The convergence of embodied agents and large language models (LLMs) has brought significant advancements to embodied instruction following. Particularly, the strong reasoning capabilities of LLMs make it possible for robots to perform long-horizon tasks without expensive annotated demonstrations. However, public benchmarks for testing the long-horizon reasoning capabilities of language-conditioned robots in various scenarios are still missing. To fill this gap, this work focuses on the tabletop manipulation task and releases a simulation benchmark, LoHoRavens, which covers various long-horizon reasoning aspects spanning color, size, space, arithmetics and reference. Furthermore, there is a key modality bridging problem for long-horizon manipulation tasks with LLMs: how to incorporate the observation feedback during robot execution for the LLM's closed-loop planning, which is however less studied by prior work. We investigate two methods of bridging the modality gap: caption generation and learnable interface for incorporating explicit and implicit observation feedback to the LLM, respectively. These methods serve as the two baselines for our proposed benchmark. Experiments show that both methods struggle to solve some tasks, indicating long-horizon manipulation tasks are still challenging for current popular models. We expect the proposed public benchmark and baselines can help the community develop better models for long-horizon tabletop manipulation tasks.

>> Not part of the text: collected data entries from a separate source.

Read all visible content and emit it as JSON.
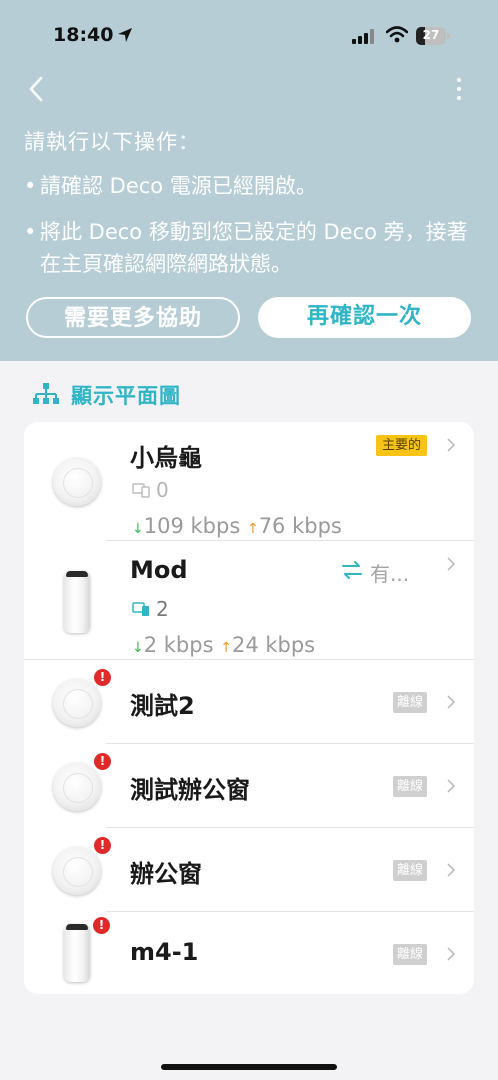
{
  "status_bar": {
    "time": "18:40",
    "battery": "27"
  },
  "header": {
    "back_icon": "chevron-left-icon",
    "menu_icon": "more-vertical-icon"
  },
  "instructions": {
    "title": "請執行以下操作：",
    "bullets": [
      "請確認 Deco 電源已經開啟。",
      "將此 Deco 移動到您已設定的 Deco 旁，接著在主頁確認網際網路狀態。"
    ],
    "bullet_marker": "•"
  },
  "buttons": {
    "help": "需要更多協助",
    "retry": "再確認一次"
  },
  "floorplan": {
    "label": "顯示平面圖",
    "icon": "network-tree-icon"
  },
  "devices": [
    {
      "name": "小烏龜",
      "badge": "主要的",
      "clients": "0",
      "down": "109 kbps",
      "up": "76 kbps",
      "type": "round",
      "online": true
    },
    {
      "name": "Mod",
      "status": "有...",
      "clients": "2",
      "down": "2 kbps",
      "up": "24 kbps",
      "type": "tower",
      "online": true
    },
    {
      "name": "測試2",
      "badge": "離線",
      "type": "round",
      "online": false
    },
    {
      "name": "測試辦公窗",
      "badge": "離線",
      "type": "round",
      "online": false
    },
    {
      "name": "辦公窗",
      "badge": "離線",
      "type": "round",
      "online": false
    },
    {
      "name": "m4-1",
      "badge": "離線",
      "type": "tower",
      "online": false
    }
  ],
  "symbols": {
    "down_arrow": "↓",
    "up_arrow": "↑",
    "alert": "!"
  },
  "colors": {
    "header_bg": "#b6cdd6",
    "accent": "#2fb5c6",
    "main_badge": "#f7c315",
    "offline_badge": "#cfcfcf",
    "alert": "#e02a2a",
    "down": "#3dbb5b",
    "up": "#f29a2e"
  }
}
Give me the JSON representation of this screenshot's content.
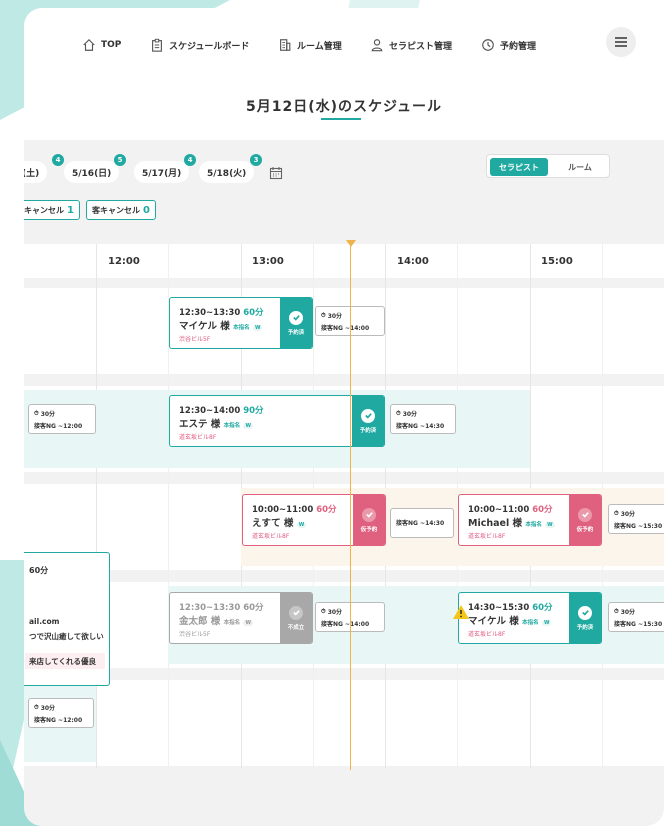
{
  "nav": {
    "items": [
      {
        "icon": "home-icon",
        "label": "TOP"
      },
      {
        "icon": "clipboard-icon",
        "label": "スケジュールボード"
      },
      {
        "icon": "building-icon",
        "label": "ルーム管理"
      },
      {
        "icon": "user-icon",
        "label": "セラピスト管理"
      },
      {
        "icon": "clock-icon",
        "label": "予約管理"
      }
    ],
    "menu_icon": "hamburger-icon"
  },
  "page": {
    "title": "5月12日(水)のスケジュール"
  },
  "dates": [
    {
      "label": "(土)",
      "count": "4"
    },
    {
      "label": "5/16(日)",
      "count": "5"
    },
    {
      "label": "5/17(月)",
      "count": "4"
    },
    {
      "label": "5/18(火)",
      "count": "3"
    }
  ],
  "view_toggle": {
    "active": "セラピスト",
    "inactive": "ルーム"
  },
  "cancels": [
    {
      "label": "キャンセル",
      "count": "1"
    },
    {
      "label": "客キャンセル",
      "count": "0"
    }
  ],
  "hours": [
    "12:00",
    "13:00",
    "14:00",
    "15:00"
  ],
  "appointments": [
    {
      "time": "12:30~13:30",
      "duration": "60分",
      "name": "マイケル 様",
      "tag": "本指名",
      "w": "W",
      "location": "渋谷ビル5F",
      "status": "予約済"
    },
    {
      "time": "12:30~14:00",
      "duration": "90分",
      "name": "エステ 様",
      "tag": "本指名",
      "w": "W",
      "location": "道玄坂ビル8F",
      "status": "予約済"
    },
    {
      "time": "10:00~11:00",
      "duration": "60分",
      "name": "えすて 様",
      "tag": "",
      "w": "W",
      "location": "道玄坂ビル8F",
      "status": "仮予約"
    },
    {
      "time": "10:00~11:00",
      "duration": "60分",
      "name": "Michael 様",
      "tag": "本指名",
      "w": "W",
      "location": "道玄坂ビル8F",
      "status": "仮予約"
    },
    {
      "time": "12:30~13:30",
      "duration": "60分",
      "name": "金太郎 様",
      "tag": "本指名",
      "w": "W",
      "location": "渋谷ビル5F",
      "status": "不成立"
    },
    {
      "time": "14:30~15:30",
      "duration": "60分",
      "name": "マイケル 様",
      "tag": "本指名",
      "w": "W",
      "location": "道玄坂ビル8F",
      "status": "予約済"
    }
  ],
  "breaks": {
    "b30": "30分",
    "ng1400": "接客NG ~14:00",
    "ng1200": "接客NG ~12:00",
    "ng1430": "接客NG ~14:30",
    "ng1530": "接客NG ~15:30"
  },
  "popup": {
    "duration": "60分",
    "email": "ail.com",
    "note": "つで沢山癒して欲しい",
    "highlight": "来店してくれる優良"
  },
  "colors": {
    "accent": "#1fa9a0",
    "pink": "#e0617f",
    "gray": "#a8a8a8",
    "now": "#f0b24a",
    "warning": "#f5c518"
  }
}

It has been a mainstream method to use LLMs as the planner for a robot's execution. However, how to incorporate real-time visual observation feedback into the LLM's input is still an under-explored problem. This modality gap is especially severe for long-horizon robotic tasks because an execution error in each of the robot's steps can affect all the following steps. To solve this modality bridging problem, we propose two baseline methods to translate the visual observation into feedback that the LLM can understand for its closed-loop planning. We use the Planner-Actor-Reporter paradigm to unify our two baselines. The feedback generation models of the two baselines are working as the Reporter module.

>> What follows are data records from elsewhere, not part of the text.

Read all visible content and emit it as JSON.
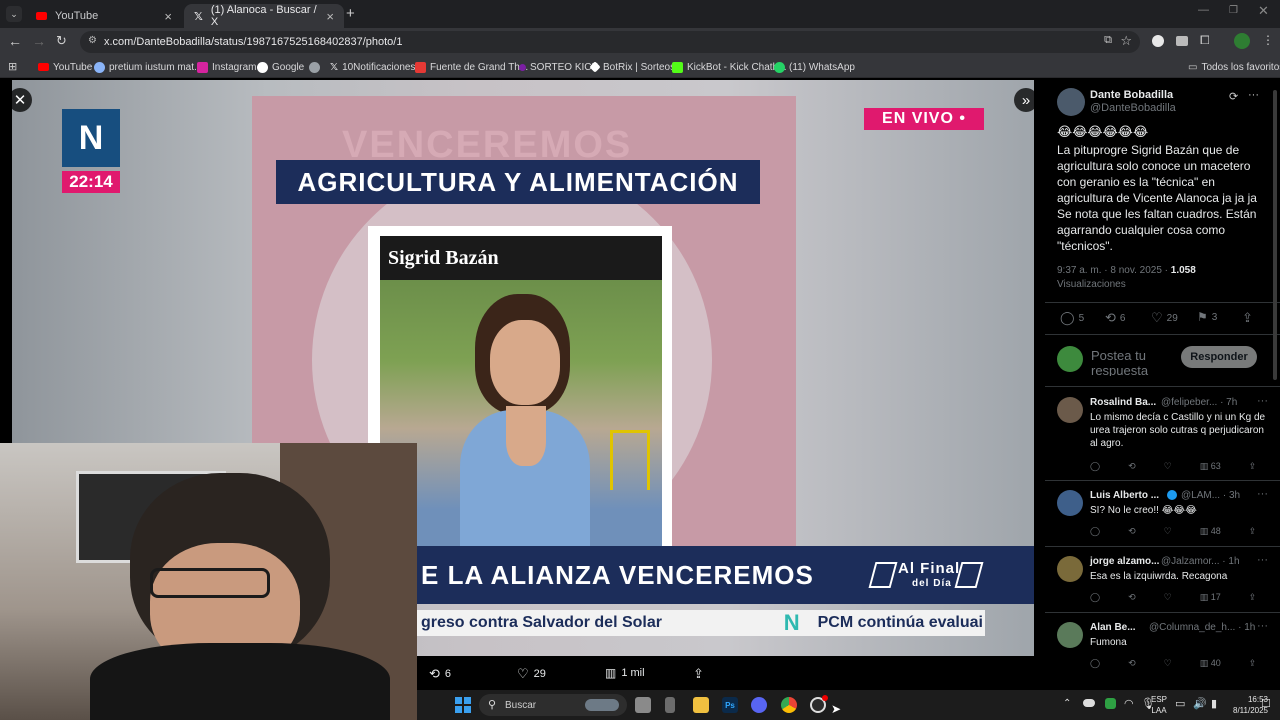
{
  "browser": {
    "tabs": [
      {
        "label": "YouTube",
        "active": false
      },
      {
        "label": "(1) Alanoca - Buscar / X",
        "active": true
      }
    ],
    "new_tab": "+",
    "url": "x.com/DanteBobadilla/status/1987167525168402837/photo/1",
    "bookmarks": [
      {
        "label": "YouTube",
        "color": "#ff0000"
      },
      {
        "label": "pretium iustum mat...",
        "color": "#8ab4f8"
      },
      {
        "label": "Instagram",
        "color": "#d6249f"
      },
      {
        "label": "Google",
        "color": "#ffffff"
      },
      {
        "label": "",
        "color": "#9aa0a6"
      },
      {
        "label": "10Notificaciones",
        "color": "#ffffff"
      },
      {
        "label": "Fuente de Grand Th...",
        "color": "#e53935"
      },
      {
        "label": "SORTEO KICK",
        "color": "#7b1fa2"
      },
      {
        "label": "BotRix | Sorteos",
        "color": "#ffffff"
      },
      {
        "label": "KickBot - Kick Chatb...",
        "color": "#53fc18"
      },
      {
        "label": "(11) WhatsApp",
        "color": "#25d366"
      }
    ],
    "all_bookmarks": "Todos los favoritos"
  },
  "photo": {
    "channel_clock": "22:14",
    "live_badge": "EN VIVO •",
    "watermark": "VENCEREMOS",
    "banner": "AGRICULTURA Y ALIMENTACIÓN",
    "card_name": "Sigrid Bazán",
    "lower_third": "E LA ALIANZA VENCEREMOS",
    "program_logo_line1": "Al Final",
    "program_logo_line2": "del Día",
    "ticker_left": "greso contra Salvador del Solar",
    "ticker_right": "PCM continúa evaluai"
  },
  "photo_actions": {
    "retweets": "6",
    "likes": "29",
    "views": "1 mil"
  },
  "post": {
    "author_name": "Dante Bobadilla",
    "author_handle": "@DanteBobadilla",
    "emoji": "😂😂😂😂😂😂",
    "text": "La pituprogre Sigrid Bazán que de agricultura solo conoce un macetero con geranio es la \"técnica\" en agricultura de Vicente Alanoca ja ja ja Se nota que les faltan cuadros. Están agarrando cualquier cosa como \"técnicos\".",
    "time": "9:37 a. m. · 8 nov. 2025 · ",
    "views_count": "1.058",
    "views_label": "Visualizaciones",
    "replies": "5",
    "reposts": "6",
    "likes": "29",
    "bookmarks": "3",
    "reply_placeholder": "Postea tu respuesta",
    "reply_button": "Responder"
  },
  "replies": [
    {
      "name": "Rosalind Ba...",
      "handle": "@felipeber...",
      "time": "· 7h",
      "text": "Lo mismo decía c Castillo y ni un Kg de urea trajeron solo cutras q perjudicaron al agro.",
      "views": "63",
      "avatar_color": "#6b5a4a"
    },
    {
      "name": "Luis Alberto ...",
      "handle": "@LAM...",
      "time": "· 3h",
      "text": "SI? No le creo!! 😂😂😂",
      "views": "48",
      "avatar_color": "#3e5f8a"
    },
    {
      "name": "jorge alzamo...",
      "handle": "@Jalzamor...",
      "time": "· 1h",
      "text": "Esa es la izquiwrda. Recagona",
      "views": "17",
      "avatar_color": "#7a6a3a"
    },
    {
      "name": "Alan Be...",
      "handle": "@Columna_de_h...",
      "time": "· 1h",
      "text": "Fumona",
      "views": "40",
      "avatar_color": "#5a7a5a"
    }
  ],
  "taskbar": {
    "search": "Buscar",
    "lang_line1": "ESP",
    "lang_line2": "LAA",
    "time": "16:53",
    "date": "8/11/2025"
  }
}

Inner Monologue demonstrated that human-provided language feedback can significantly improve high-level instruction completion on robotic manipulation tasks. But human-written language feedback is too expensive to scale. We therefore explore a caption generation based model as an automatic way to generate language feedback without training.
As shown in the above figure, we use Llama 2 and the trained pick-and-place CLIPort primitive as the Planner and Actor, respectively. For the Reporter, we use the VLM OpenFlamingo with few-shot prompting to generate the following two types of feedback: Observation state feedback which is the information about the objects on the table and their potential changes, and Action success state feedback which is the description whether the last instruction is executed successfully or not.
When a step's action has executed, there will be a top-down RGB image rendered by the simulator. The VLM as the Reporter module will generate the caption feedback based on the current image or the whole image history. This caption feedback is sent to the LLM for its next-step planning. The Planner-Actor-Reporter closed-loop process will be iteratively executed until the high-level goal is achieved or the maximum number of trial steps has been exceeded.
Explicitly converting an image to language captions is straightforward and simple. However, it typically causes information loss and exaggerates bias present in training data. On the other hand, training an end-to-end multimodal LLM would be too expensive. Thus another common solution used in many VLMs is to use a learnable interface such as a projection-based interface or a group of learnable query tokens to connect vision and language modalities while freezing parameters of the LLM and the visual encoder.
We use LLaVA for this second baseline. LLaVA uses the simple projection-based scheme as the learnable interface between the vision model and the pretrained LLM. As shown in the above figure, the pretrained CLIP visual encoder ViT-L/14 encodes the observation image to visual embeddings. A single-layer MLP as the learnable interface then translates the visual embeddings to the LLM's token embedding space. The LLM will generate the next-step plan conditioned on the language instruction prompts and the translated visual embeddings. LLaVA uses LLaMA as the LLM.
To fine-tune LLaVA, for each step of the task instances in the train set, we use the oracle program of the simulator to generate the image before the step and the language instruction for the step as the pair of train data. For the inference process, LLaVA receives the generated images after each step's execution (just as the caption generation based model does). LLaVA then outputs the next-step language instruction to CLIPort for execution.